Agreed. When I started to write the C3 documentation, I had the Spring
reference documentation in mind. I think it's one of the best examples
because it focuses on describing the technology and the concepts.

As a forum for everything beyond reference docs we could either use
Daisy or the Apache Wiki. (http://wiki.apache.org/cocoon)

-- 
Reinhard Pötz   Managing Director, {Indoqa} GmbH
 http://www.indoqa.com/en/people/reinhard.poetz/

Member of the Apache Software Foundation
Apache Cocoon Committer, PMC member  reinh...@apache.org



Re: Cocoon documentation

2009-12-01 Thread Matt Whipple
Reinhard Pötz wrote:
 Matt Whipple wrote:
   
 Jos Snellings wrote:
 
 The documentation of cocoon-3 can be checked out as:
 svn co http://svn.apache.org/repos/asf/cocoon/cocoon3/trunk/cocoon-docs\
   
   
 I stumbled upon the HTML deliverable of that on
 http://people.apache.org/~reinhard/c3-ref/html/ after sending my email. 
 I'd think it would be best if the official documentation focused on
 being primarily a comprehensive reference with a quick bootstrap guide. 
 A community documentation site could then supplement that with all the
 typical tutorials/how-to's and tips  tricks which gets the reader where
 he wants to be with a straightforward, minimalist approach which then
 references the official docs and other more enlightening sources. 
 Regular articles/blog entries could then highlight the activity in the
 community, and the possibilities of various Cocoon components could be
 showcased.  Guides to all of the overlapping processes which can be
 [easily] extrapolated from existing material can be given a home so that
 a potential new developer with a specific need is provided with an
 apparent foot in the door.  Basically a site which presents a welcoming,
 active community rather than seemingly a group of scattered people
 developing in Cocoons and enabling me to make bad wordplay (such is the
 price).  To that end, an agreed upon forum would be ideal. 
 

 Agreed.
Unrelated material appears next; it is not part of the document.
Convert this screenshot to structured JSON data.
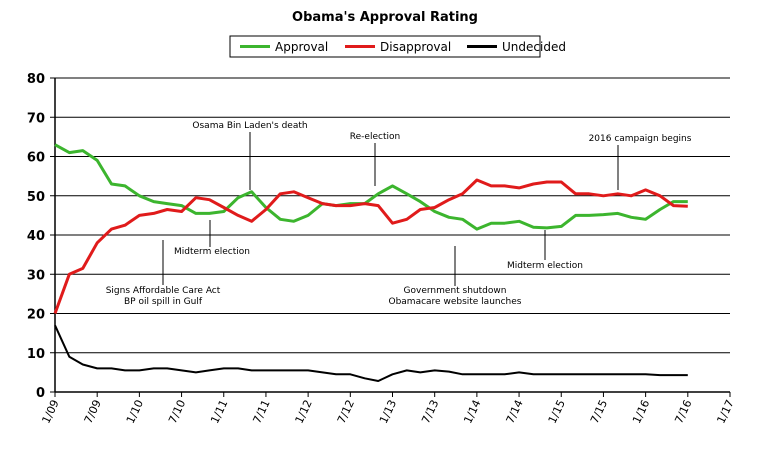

When I started to write the C3 documentation, I had the Spring
 reference documentation in mind. I think it's one of the best examples
 because it focuses on describing the technology and the concepts.

 As a forum for everything beyond reference docs we could either use
 Daisy or the Apache Wiki. (http://wiki.apache.org/cocoon)

   
My thought would be Daisy (cocoondev.org?) so the site itself can be
Cocoon powered and then the wiki can remain legacy docs.